EIGHT
For a week, I barely saw Hassan. I woke up to find toasted bread, brewed tea, and a boiled egg already on the kitchen table. My clothes for the day were ironed and folded, left on the cane-seat chair in the foyer where Hassan usually did his ironing. He used to wait for me to sit at the breakfast table before he started ironing--that way, we could talk. Used to sing too, over the hissing of the iron, sang old Hazara songs about tulip fields. Now only the folded clothes greeted me. That, and a breakfast I hardly finished anymore.
One overcast morning, as I was pushing the boiled egg around on my plate, Ali walked in cradling a pile of chopped wood. I asked him where Hassan was.
“He went back to sleep,” Ali said, kneeling before the stove. He pulled the little square door open.

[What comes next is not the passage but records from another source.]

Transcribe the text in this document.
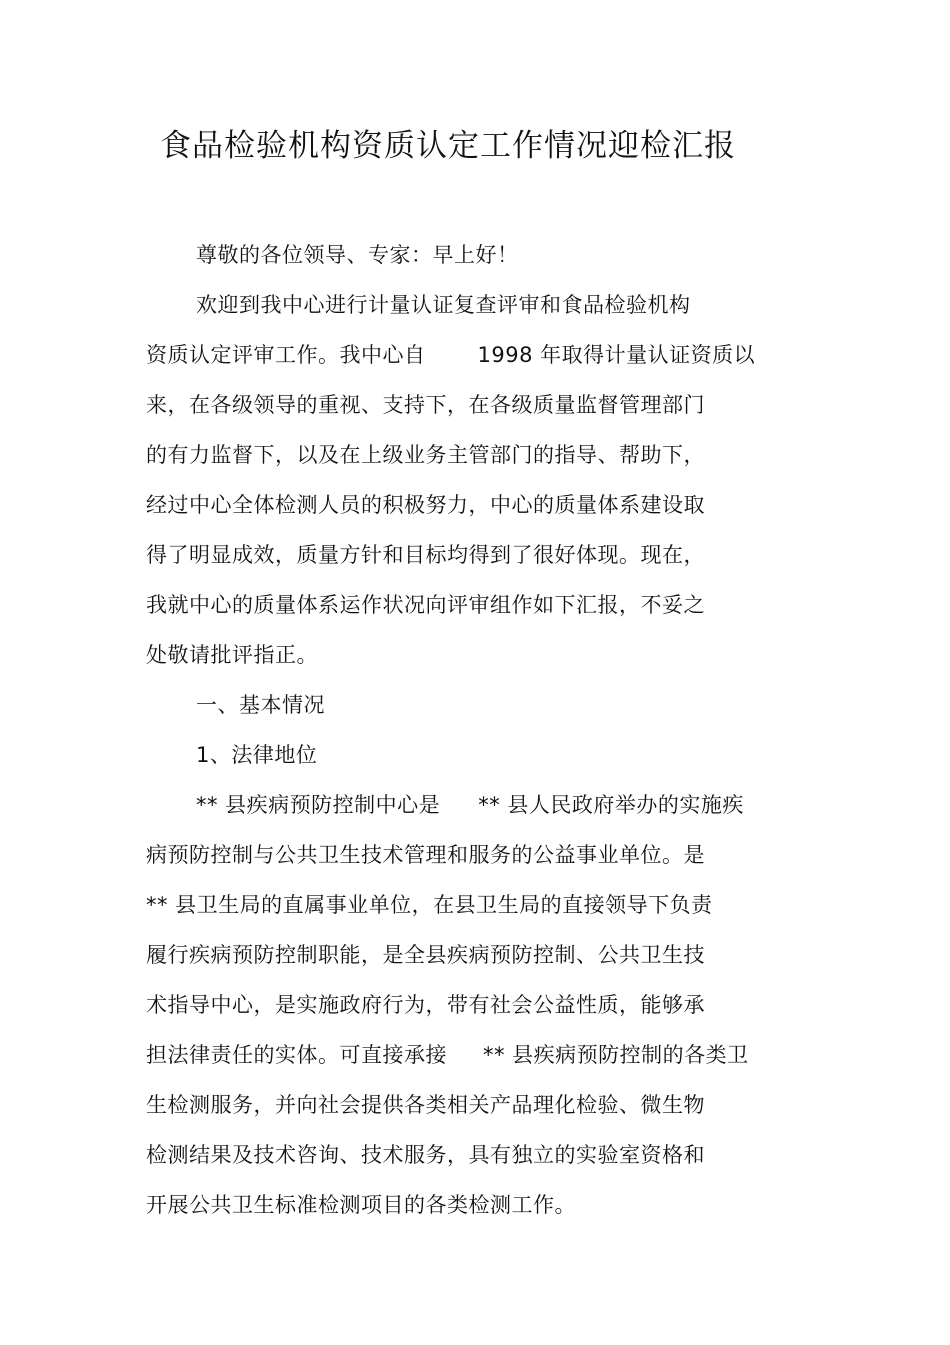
食品检验机构资质认定工作情况迎检汇报
尊敬的各位领导、专家：早上好！
欢迎到我中心进行计量认证复查评审和食品检验机构
资质认定评审工作。我中心自 1998 年取得计量认证资质以
来，在各级领导的重视、支持下，在各级质量监督管理部门
的有力监督下，以及在上级业务主管部门的指导、帮助下，
经过中心全体检测人员的积极努力，中心的质量体系建设取
得了明显成效，质量方针和目标均得到了很好体现。现在，
我就中心的质量体系运作状况向评审组作如下汇报，不妥之
处敬请批评指正。
一、基本情况
1、法律地位
** 县疾病预防控制中心是 ** 县人民政府举办的实施疾
病预防控制与公共卫生技术管理和服务的公益事业单位。是
** 县卫生局的直属事业单位，在县卫生局的直接领导下负责
履行疾病预防控制职能，是全县疾病预防控制、公共卫生技
术指导中心，是实施政府行为，带有社会公益性质，能够承
担法律责任的实体。可直接承接 ** 县疾病预防控制的各类卫
生检测服务，并向社会提供各类相关产品理化检验、微生物
检测结果及技术咨询、技术服务，具有独立的实验室资格和
开展公共卫生标准检测项目的各类检测工作。
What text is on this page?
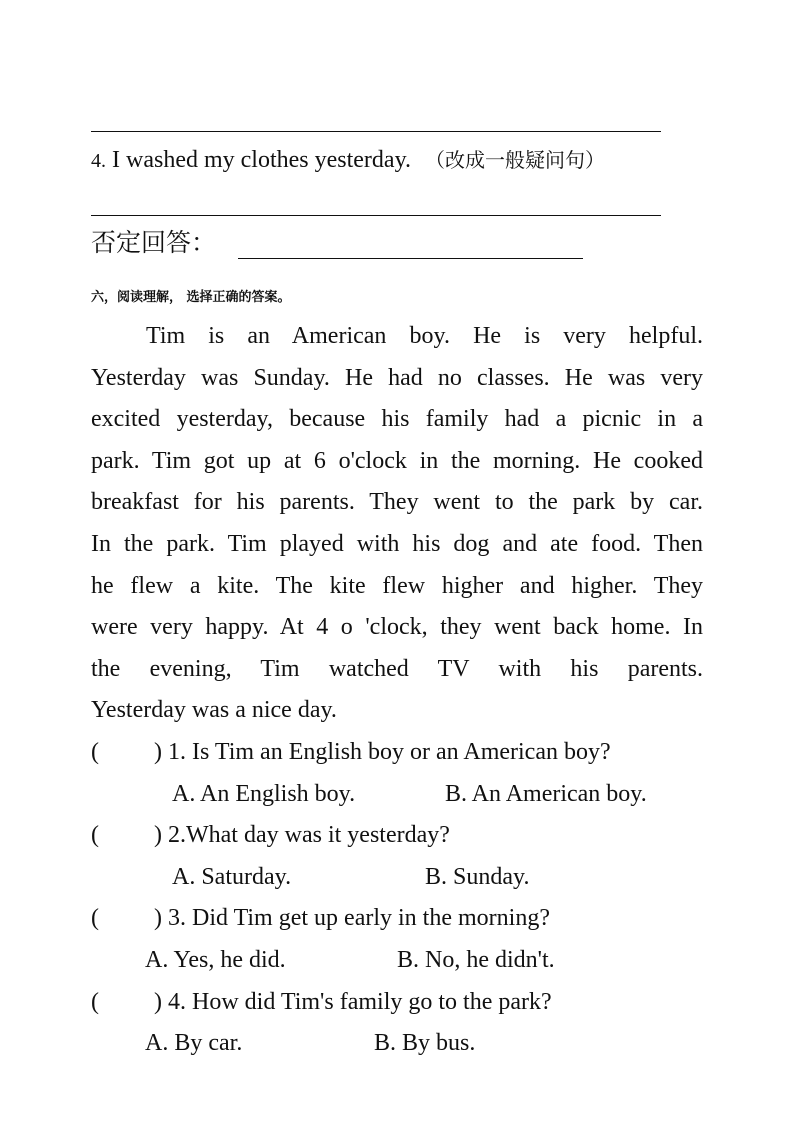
4. I washed my clothes yesterday. （改成一般疑问句）
否定回答：
六，阅读理解， 选择正确的答案。
Tim is an American boy. He is very helpful.
Yesterday was Sunday. He had no classes. He was very
excited yesterday, because his family had a picnic in a
park. Tim got up at 6 o'clock in the morning. He cooked
breakfast for his parents. They went to the park by car.
In the park. Tim played with his dog and ate food. Then
he flew a kite. The kite flew higher and higher. They
were very happy. At 4 o 'clock, they went back home. In
the evening, Tim watched TV with his parents.
Yesterday was a nice day.
( ) 1. Is Tim an English boy or an American boy?
A. An English boy.	B. An American boy.
( ) 2.What day was it yesterday?
A. Saturday.	B. Sunday.
( ) 3. Did Tim get up early in the morning?
A. Yes, he did.	B. No, he didn't.
( ) 4. How did Tim's family go to the park?
A. By car.	B. By bus.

Would Hassan be able to play today?
Ali paused with a log in his hand. A worried look crossed his face. “Lately, it seems all he wants to do is sleep. He does his chores--I see to that--but then he just wants to crawl under his blanket. Can I ask you something?”
“If you have to.”
“After that kite tournament, he came home a little bloodied and his shirt was torn. I asked him what had happened and he said it was nothing, that he’d gotten into a little scuffle with some kids over the kite.”
I didn’t say anything. Just kept pushing the egg around on my plate.
“Did something happen to him, Amir agha? Something he’s not telling me?”
I shrugged. “How should I know?”
“You would tell me, nay? _Inshallah_, you would tell me if some thing had happened?”
“Like I said, how should I know what’s wrong with him?” I snapped. “Maybe he’s sick. People get sick all the time, Ali. Now, am I going to freeze to death or are you planning on lighting the stove today?”